What Assad’s fall means for North Korea
(IT)
L’8 dicembre scorso, dopo un’offensiva durata appena 11 giorni, i ribelli siriani della regione di Idlib hanno preso il controllo di Damasco, ponendo fine al regime di Bashar al-Assad. Questo evento, che segna di fatto la conclusione del conflitto civile siriano in corso dal 2011, porta con sé due implicazioni significative per la Corea del Nord.
La prima riguarda la perdita di un alleato storico e di un intermediario strategico per il dialogo con i paesi del Medio Oriente. Dal 1966, anno in cui furono instaurate relazioni ufficiali, Pyongyang e Damasco hanno mantenuto stretti legami diplomatici, economici e militari, consolidati dalla comune appartenenza al blocco sovietico. La cooperazione in ambito militare è sempre stata centrale: già durante la Guerra dei 6 giorni (1967) e la Guerra del Yom Kippur (1973), il regime nordcoreano inviò soldati e armamenti a sostegno dell’esercito siriano contro Israele. Negli anni successivi, la Siria è diventata uno dei principali acquirenti di armamenti nordcoreani, in particolare missili. Nel 2018, un report delle Nazioni Unite documentava il coinvolgimento della Corea del Nord nella guerra civile siriana a sostegno del regime di Assad.

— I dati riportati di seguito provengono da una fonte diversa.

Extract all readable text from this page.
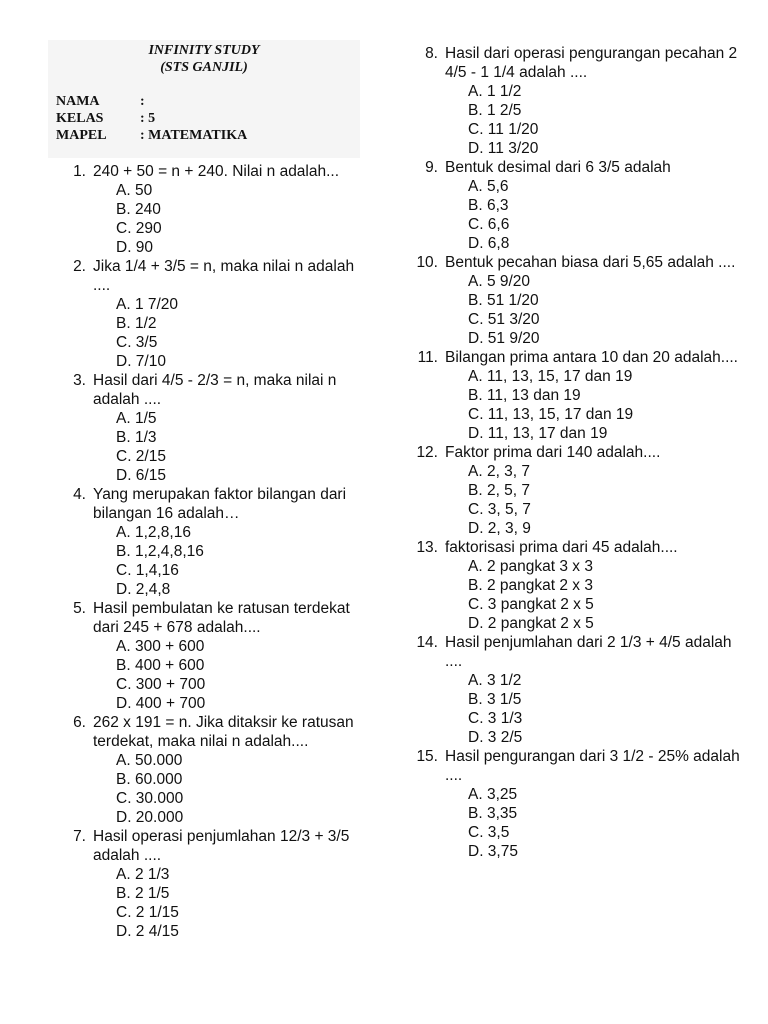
INFINITY STUDY
(STS GANJIL)
NAMA	:
KELAS	: 5
MAPEL : MATEMATIKA
1. 240 + 50 = n + 240. Nilai n adalah...
A. 50
B. 240
C. 290
D. 90
2. Jika 1/4 + 3/5 = n, maka nilai n adalah ....
A. 1 7/20
B. 1/2
C. 3/5
D. 7/10
3. Hasil dari 4/5 - 2/3 = n, maka nilai n adalah ....
A. 1/5
B. 1/3
C. 2/15
D. 6/15
4. Yang merupakan faktor bilangan dari bilangan 16 adalah…
A. 1,2,8,16
B. 1,2,4,8,16
C. 1,4,16
D. 2,4,8
5. Hasil pembulatan ke ratusan terdekat dari 245 + 678 adalah....
A. 300 + 600
B. 400 + 600
C. 300 + 700
D. 400 + 700
6. 262 x 191 = n. Jika ditaksir ke ratusan terdekat, maka nilai n adalah....
A. 50.000
B. 60.000
C. 30.000
D. 20.000
7. Hasil operasi penjumlahan 12/3 + 3/5 adalah ....
A. 2 1/3
B. 2 1/5
C. 2 1/15
D. 2 4/15
8. Hasil dari operasi pengurangan pecahan 2 4/5 - 1 1/4 adalah ....
A. 1 1/2
B. 1 2/5
C. 11 1/20
D. 11 3/20
9. Bentuk desimal dari 6 3/5 adalah
A. 5,6
B. 6,3
C. 6,6
D. 6,8
10. Bentuk pecahan biasa dari 5,65 adalah ....
A. 5 9/20
B. 51 1/20
C. 51 3/20
D. 51 9/20
11. Bilangan prima antara 10 dan 20 adalah....
A. 11, 13, 15, 17 dan 19
B. 11, 13 dan 19
C. 11, 13, 15, 17 dan 19
D. 11, 13, 17 dan 19
12. Faktor prima dari 140 adalah....
A. 2, 3, 7
B. 2, 5, 7
C. 3, 5, 7
D. 2, 3, 9
13. faktorisasi prima dari 45 adalah....
A. 2 pangkat 3 x 3
B. 2 pangkat 2 x 3
C. 3 pangkat 2 x 5
D. 2 pangkat 2 x 5
14. Hasil penjumlahan dari 2 1/3 + 4/5 adalah ....
A. 3 1/2
B. 3 1/5
C. 3 1/3
D. 3 2/5
15. Hasil pengurangan dari 3 1/2 - 25% adalah ....
A. 3,25
B. 3,35
C. 3,5
D. 3,75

I due Paesi condividono molti tratti comuni: entrambi retti da regimi dittatoriali a guida familiare accomunati da un’ideologia antiamericana e antioccidentale. L’ascesa al potere rispettivamente di Kim Jong-un e Bashar al-Assad, inoltre, era stata inizialmente accompagnata da speranze internazionali di riforme che si rivelarono presto illusorie. Per Pyongyang, la Repubblica Araba rappresentava non solo un mercato strategico per le esportazioni militari, ma anche un canale di collegamento con altre forze antioccidentali in Medio Oriente, come Iran, Hezbollah e Houthi. La caduta del regime alauita non comporta dunque solo un danno economico, ma priva la dirigenza kimista di un partner cruciale nella sua rete internazionale, lasciandola ulteriormente isolata.

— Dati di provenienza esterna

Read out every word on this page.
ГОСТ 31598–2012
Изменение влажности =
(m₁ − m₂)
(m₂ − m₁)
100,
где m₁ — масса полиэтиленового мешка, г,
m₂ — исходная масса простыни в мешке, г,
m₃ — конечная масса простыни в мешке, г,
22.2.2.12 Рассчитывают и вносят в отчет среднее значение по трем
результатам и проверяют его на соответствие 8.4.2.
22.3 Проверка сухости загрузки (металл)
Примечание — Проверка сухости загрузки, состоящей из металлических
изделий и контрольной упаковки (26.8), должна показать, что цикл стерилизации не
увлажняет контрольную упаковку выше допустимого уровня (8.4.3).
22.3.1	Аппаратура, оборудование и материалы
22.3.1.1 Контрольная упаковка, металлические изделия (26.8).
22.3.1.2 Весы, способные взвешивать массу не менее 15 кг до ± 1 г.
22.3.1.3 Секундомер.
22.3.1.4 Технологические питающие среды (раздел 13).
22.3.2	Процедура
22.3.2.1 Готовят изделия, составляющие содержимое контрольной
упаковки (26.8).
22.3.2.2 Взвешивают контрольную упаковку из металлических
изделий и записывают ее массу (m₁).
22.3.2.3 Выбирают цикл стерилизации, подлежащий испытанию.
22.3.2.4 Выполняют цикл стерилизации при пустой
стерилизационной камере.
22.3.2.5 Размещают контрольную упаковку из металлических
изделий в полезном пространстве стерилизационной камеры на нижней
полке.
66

La seconda implicazione per Pyongyang riguarda la sua alleanza con la Russia, di cui si è parlato in un articolo precedente. Il collasso del regime siriano ha messo in luce l’incapacità di Mosca, uno dei principali sostenitori di Assad insieme all’Iran, di intervenire tempestivamente. Il logoramento delle risorse militari russe, concentrate sul fronte ucraino, ha rivelato la fragilità del Cremlino nel sostenere i propri alleati strategici in momenti di crisi. Questo scenario offre una lezione importante per Kim Jong-un: in caso di un conflitto nella penisola coreana, la Russia potrebbe non essere in grado di garantire un sostegno concreto alla Corea del Nord.
L’invio di soldati nordcoreani in Ucraina da parte di Pyongyang, apparentemente volto a rafforzare i legami con una Russia bisognosa di supporto militare, rischia quindi di rivelarsi un errore strategico. Una Russia logorata e impegnata in Ucraina non è un alleato capace di difendere efficacemente altri partner internazionali.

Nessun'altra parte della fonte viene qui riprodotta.